What is less memorable is his son’s IC title reign. Curtis Axel underwent a revamp in 2013 from his original name Michael McGuillicutty. Named after his father and grandfather, he became managed by Paul Heyman and would quickly pick up big-time ‘wins’ prior to a sneaky IC title win. Axel defended against lower-mid-carders such as R-Truth before losing the title after five months in one of the worst reigns of the modern era with only a lukewarm push causing the run to flop and never reach his father’s success before falling down the card.  

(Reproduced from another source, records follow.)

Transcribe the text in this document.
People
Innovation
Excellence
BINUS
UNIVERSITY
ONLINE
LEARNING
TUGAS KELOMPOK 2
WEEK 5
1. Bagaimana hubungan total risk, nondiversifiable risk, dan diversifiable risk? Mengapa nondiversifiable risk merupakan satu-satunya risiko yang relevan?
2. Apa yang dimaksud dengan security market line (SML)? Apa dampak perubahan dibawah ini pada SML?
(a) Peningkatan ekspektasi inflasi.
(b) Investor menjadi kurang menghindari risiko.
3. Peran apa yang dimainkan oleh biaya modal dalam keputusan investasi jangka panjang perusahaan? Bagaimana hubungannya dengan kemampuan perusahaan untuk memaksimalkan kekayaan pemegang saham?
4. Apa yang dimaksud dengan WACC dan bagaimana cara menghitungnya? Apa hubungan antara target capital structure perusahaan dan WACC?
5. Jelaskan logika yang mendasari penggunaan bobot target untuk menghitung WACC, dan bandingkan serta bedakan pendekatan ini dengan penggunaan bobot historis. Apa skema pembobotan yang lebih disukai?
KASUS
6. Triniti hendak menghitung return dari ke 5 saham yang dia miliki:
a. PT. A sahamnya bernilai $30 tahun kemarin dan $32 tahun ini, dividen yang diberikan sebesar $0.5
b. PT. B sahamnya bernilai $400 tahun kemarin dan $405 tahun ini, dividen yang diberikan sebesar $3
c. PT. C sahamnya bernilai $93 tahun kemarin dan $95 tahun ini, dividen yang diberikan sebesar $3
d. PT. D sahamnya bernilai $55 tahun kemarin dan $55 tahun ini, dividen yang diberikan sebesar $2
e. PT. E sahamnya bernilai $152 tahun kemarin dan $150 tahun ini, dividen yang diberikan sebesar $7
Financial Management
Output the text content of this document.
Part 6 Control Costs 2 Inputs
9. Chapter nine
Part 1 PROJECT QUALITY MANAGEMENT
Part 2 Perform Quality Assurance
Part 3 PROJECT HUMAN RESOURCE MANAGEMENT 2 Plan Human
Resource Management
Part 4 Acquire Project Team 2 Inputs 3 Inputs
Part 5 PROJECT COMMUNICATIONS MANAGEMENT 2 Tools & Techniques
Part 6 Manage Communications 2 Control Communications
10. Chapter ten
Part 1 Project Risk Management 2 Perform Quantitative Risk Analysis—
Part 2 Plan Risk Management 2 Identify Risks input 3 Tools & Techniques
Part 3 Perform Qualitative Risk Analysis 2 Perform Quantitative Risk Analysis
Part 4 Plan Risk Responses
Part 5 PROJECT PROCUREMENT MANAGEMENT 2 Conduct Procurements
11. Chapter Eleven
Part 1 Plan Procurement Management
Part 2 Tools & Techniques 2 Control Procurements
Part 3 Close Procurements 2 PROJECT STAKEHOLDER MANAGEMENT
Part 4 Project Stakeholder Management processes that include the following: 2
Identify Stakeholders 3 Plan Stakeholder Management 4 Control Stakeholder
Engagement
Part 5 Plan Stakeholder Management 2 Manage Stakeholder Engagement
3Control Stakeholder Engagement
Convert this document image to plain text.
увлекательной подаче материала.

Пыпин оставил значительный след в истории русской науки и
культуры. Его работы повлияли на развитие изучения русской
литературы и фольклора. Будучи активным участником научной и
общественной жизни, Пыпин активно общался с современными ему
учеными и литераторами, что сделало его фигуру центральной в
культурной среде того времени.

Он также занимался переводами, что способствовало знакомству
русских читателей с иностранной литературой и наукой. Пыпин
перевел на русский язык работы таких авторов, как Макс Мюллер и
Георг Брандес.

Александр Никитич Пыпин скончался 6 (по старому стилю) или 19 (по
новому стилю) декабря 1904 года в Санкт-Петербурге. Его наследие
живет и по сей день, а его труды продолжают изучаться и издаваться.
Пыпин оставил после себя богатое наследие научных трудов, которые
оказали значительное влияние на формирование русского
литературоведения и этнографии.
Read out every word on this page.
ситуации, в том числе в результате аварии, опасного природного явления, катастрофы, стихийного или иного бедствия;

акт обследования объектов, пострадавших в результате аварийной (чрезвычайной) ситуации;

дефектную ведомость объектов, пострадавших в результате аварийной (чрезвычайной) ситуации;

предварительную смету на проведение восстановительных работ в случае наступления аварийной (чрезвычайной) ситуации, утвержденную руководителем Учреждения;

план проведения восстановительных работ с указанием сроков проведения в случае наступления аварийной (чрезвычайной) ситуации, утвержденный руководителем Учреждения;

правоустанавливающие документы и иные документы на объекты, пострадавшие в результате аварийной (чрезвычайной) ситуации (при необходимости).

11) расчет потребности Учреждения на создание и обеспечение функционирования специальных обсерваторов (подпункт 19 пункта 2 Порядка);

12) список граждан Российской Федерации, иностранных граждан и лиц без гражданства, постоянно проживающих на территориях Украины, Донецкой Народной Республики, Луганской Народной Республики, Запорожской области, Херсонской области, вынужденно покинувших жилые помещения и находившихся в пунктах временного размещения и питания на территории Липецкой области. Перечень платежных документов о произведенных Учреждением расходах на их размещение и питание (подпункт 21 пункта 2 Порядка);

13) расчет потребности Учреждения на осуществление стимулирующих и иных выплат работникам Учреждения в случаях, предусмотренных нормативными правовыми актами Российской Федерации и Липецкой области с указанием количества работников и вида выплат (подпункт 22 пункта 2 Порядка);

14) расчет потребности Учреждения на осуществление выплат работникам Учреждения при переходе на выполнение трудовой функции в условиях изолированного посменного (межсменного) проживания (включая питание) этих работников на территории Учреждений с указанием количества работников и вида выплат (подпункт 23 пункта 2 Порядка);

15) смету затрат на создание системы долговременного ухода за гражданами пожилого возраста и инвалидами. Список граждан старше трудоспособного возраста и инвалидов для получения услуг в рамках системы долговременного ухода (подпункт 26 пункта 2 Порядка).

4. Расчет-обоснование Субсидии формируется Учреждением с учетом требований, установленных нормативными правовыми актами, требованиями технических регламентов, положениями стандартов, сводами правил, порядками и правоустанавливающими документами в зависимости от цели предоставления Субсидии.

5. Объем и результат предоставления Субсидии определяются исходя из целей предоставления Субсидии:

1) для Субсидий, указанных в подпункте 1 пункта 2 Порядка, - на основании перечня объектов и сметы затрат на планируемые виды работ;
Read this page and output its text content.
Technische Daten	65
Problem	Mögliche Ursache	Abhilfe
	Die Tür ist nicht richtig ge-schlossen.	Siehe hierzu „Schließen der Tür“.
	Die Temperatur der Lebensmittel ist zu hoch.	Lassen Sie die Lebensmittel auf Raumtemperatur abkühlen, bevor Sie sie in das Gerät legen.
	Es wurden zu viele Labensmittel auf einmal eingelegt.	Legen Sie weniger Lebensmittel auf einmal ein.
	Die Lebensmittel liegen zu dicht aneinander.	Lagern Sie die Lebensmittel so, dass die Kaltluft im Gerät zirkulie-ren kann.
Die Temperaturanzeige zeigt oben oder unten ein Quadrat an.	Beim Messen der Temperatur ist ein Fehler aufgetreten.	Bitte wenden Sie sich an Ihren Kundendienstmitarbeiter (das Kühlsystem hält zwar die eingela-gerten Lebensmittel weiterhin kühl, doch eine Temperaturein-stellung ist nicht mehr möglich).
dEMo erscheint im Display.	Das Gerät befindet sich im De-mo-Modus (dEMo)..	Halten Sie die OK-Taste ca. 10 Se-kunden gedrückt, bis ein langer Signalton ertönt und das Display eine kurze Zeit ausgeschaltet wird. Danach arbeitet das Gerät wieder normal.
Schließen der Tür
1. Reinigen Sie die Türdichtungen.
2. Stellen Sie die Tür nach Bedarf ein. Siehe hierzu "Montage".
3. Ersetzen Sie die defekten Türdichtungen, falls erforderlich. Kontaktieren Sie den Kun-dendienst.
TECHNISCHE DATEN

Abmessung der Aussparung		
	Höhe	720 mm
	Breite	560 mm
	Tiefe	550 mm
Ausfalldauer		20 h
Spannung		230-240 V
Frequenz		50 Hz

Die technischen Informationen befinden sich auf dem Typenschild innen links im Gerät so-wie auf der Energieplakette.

Ted DiBiase and Ted DiBiase, Jr. – WWF World Tag Team Titles

One of the finest all-round workers, Ted DiBiase had slid down the card from the main event to the tag mid-card by the early 90s. It was here however that he captured his most major non-personalized title in the WWF. He teamed with Irwin R. Schyster (IRS) to win the tag belts off-TV in 1992 as a way to protect the Legion Of Doom who disliked losing and also due to the fact Money Inc. had not yet been named or created on-screen. 

After six months, some of which were spent feuding with the newly-faced Natural Disaster, the duo lost the belts to Earthquake and Typhoon at a house show. Three months later, the belts were regained after Ted beat ‘Quake via technical knockout on Wrestling Challenge. This reign lasted 244 days and included a WrestleMania retention over Hulk Hogan and Brutus Beefcake, obviously not cleanly because it is “c*nt Hogan” as OSW would say. After a loss to rivals The Steiner and The Smoking Guns at King Of The Ring 1993, The Steiners won the titles the next night at a house show. Two days later, Money Inc. regained them at yet another house show before yet another house show loss to The Steiners, with constant title changes likely an attempt to boost dwindling live ticket sales. 

In 2008, Ted DiBiase, Jr. won his first tag title when, in a swerve, he teamed with Cody Rhodes to turn on Hardcore Holly and crown a new title-wielding duo. Two and a half months later and after a bizarre defense over Michael Cole and Jerry Lawler, the then-unnamed Legacy would lose the championship belts to the hodgepodge alliance of Batista and John Cena; they regained them a week later. In a further odd tandem, they lost to Kofi Kingston and CM Punk. 

Both a father and son champion, that experience must be priceless.